Redis关键点（rehash）<转>-CSDN博客

hash table是一种高效的数据结构，被广泛的用在key-value存储中，Redis的dict其实就是一个典型的hash table实现。

rehash是在hash table的大小不能满足需求，造成过多hash碰撞后需要进行的扩容hash table的操作，其实通常的做法确实是建立一个额外的hash table，将原来的hash table中的数据在新的数据中进行重新输入，从而生成新的hash表。

redis的 rehash包括了lazy rehashing和active rehashing两种方式

lazy rehashing：在每次对dict进行操作的时候执行一个slot的rehash
active rehashing：每100ms里面使用1ms时间进行rehash。
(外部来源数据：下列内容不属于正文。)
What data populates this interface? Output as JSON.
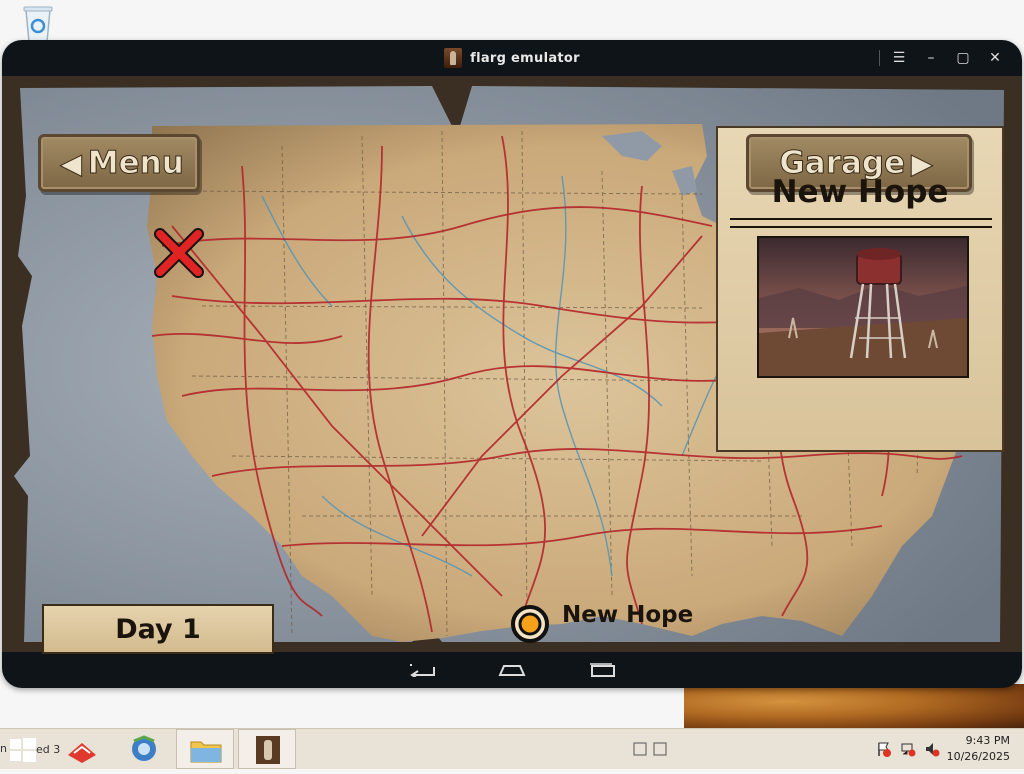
{
  "window": {
    "title": "flarg emulator",
    "controls": [
      "menu-icon",
      "minimize-icon",
      "maximize-icon",
      "close-icon"
    ]
  },
  "game": {
    "menu_button": "Menu",
    "garage_button": "Garage",
    "location_title": "New Hope",
    "day_label": "Day 1",
    "marker_label": "New Hope",
    "colors": {
      "parchment": "#d8c39a",
      "road": "#b3262a",
      "river": "#4f94b8",
      "ocean": "#8f9aa6",
      "marker": "#f5a21a"
    }
  },
  "android_nav": [
    "back-icon",
    "home-icon",
    "recent-apps-icon"
  ],
  "taskbar": {
    "start_label_fragment": "n",
    "pinned_text_fragment": "ed  3",
    "apps": [
      "folder-icon",
      "flarg-emulator-icon"
    ],
    "tray_icons": [
      "action-center-flag-icon",
      "network-icon",
      "volume-muted-icon"
    ],
    "clock_time": "9:43 PM",
    "clock_date": "10/26/2025"
  }
}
dict实现中主要用到如下结构体,其实就是个典型的链式hash。

一个dict会有2个hash table，由dictht结构管理，编号为0和1.

使用是优先使用0号hash table，当空间不足时会调用dictExpand来扩展hash table，此时准备1号hash table用于增量的rehash使用。rehash完成后把0号释放，1号保存到0号。

rehashidx是下一个需要rehash的项在ht[0]中的索引，不需要rehash时置为-1。也就是说-1时，表示不进行rehash。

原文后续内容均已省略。